Basin Electric Power Co-op v. Midwest Processing Co., 769 F.2d at 487 (citation omitted).

Meanwhile, Continental had paid Basin five million dollars pursuant to the letter of credit. When this court accepted Midwest’s view that Basin had filed in bad faith, Continental commenced an action to recover that amount. Basin promptly settled with Continental, agreeing to refund the amount paid plus interest and costs.

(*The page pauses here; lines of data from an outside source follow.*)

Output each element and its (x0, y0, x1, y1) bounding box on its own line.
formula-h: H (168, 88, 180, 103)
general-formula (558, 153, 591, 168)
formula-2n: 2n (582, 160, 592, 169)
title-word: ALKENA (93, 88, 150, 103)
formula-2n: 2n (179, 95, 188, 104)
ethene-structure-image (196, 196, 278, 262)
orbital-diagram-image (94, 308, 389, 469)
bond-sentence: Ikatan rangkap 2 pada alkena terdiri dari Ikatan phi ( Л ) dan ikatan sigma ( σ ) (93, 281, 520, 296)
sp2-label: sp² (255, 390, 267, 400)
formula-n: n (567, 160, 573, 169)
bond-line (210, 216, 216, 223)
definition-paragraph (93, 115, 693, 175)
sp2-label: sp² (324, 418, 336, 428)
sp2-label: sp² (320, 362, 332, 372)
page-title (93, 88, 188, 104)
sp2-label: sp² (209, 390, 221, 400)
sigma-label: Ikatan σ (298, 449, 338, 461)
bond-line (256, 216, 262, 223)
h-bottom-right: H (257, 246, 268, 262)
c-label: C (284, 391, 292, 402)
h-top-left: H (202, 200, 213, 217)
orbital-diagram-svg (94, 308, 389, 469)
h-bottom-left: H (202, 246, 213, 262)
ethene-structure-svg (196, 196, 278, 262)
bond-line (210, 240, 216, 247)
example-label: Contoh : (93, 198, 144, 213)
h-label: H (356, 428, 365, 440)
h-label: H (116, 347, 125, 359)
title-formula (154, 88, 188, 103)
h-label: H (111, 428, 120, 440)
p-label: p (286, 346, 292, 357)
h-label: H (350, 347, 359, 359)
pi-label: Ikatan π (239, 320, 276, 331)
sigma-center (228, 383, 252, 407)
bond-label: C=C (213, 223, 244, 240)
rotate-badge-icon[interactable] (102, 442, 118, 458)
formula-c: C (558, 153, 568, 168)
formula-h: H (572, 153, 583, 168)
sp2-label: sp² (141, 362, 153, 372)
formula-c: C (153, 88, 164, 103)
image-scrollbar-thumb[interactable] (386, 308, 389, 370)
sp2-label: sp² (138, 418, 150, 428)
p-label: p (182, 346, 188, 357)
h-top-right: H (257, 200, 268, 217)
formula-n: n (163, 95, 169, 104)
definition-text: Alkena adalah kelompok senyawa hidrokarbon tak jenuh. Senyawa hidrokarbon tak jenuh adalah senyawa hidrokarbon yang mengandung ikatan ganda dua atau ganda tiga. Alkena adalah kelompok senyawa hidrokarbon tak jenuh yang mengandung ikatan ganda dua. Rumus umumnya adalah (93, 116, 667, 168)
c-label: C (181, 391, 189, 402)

Basin then demanded that its insurer, Crum & Forster, reimburse it in the sum of 6.4 million dollars for the loss caused it by the “wrongful act” of its officers and directors in filing the bankruptcy petition found to be done in bad faith by the district court and affirmed by this court. The insurer denied coverage and promptly commenced an action for a declaratory judgment seeking “a policy construction of ‘no coverage’ for the claim involved.” Crum & Forster v. Basin, No. A1-87-175, slip op. at 1 (D.N.D. Apr. 18, 1989) [April 18 order], Crum & Forster filed a motion for summary judgment. It was denied originally. Crum & Forster v. Basin, No. A1-87-175, slip op. at 8 (D.N.D. August 22, 1988) [August 22 order].2 Crum & Forster subsequently renewed its motion. The district court granted summary judgment in favor of Crum & Forster on the grounds that the policy did not provide coverage. April 18 Order at 5.3 It stated:

After reviewing the policy, and the facts and circumstances giving rise to Basin’s claim under it, it is inconceivable to the court that the policy provides coverage for the $5 million and accrued interest. Therefore, as a preliminary threshold, it will be the order of the court that the policy provides no coverage applicable to the return of property acquired by “wrongful act” by either the entity or the other insureds. If Basin [158]*158cannot show an entitlement to the $5 million under a commercial contract, it certainly cannot obtain the same result under the insurance contract. Such a result is clearly unconscionable.

Id.

Basin contends on appeal that the district court erred in sua sponte entering summary judgment in favor of Crum & Forster on an issue that had not been briefed, argued, or raised by Crum & Forster in its motion for summary judgment and that the policy does provide coverage.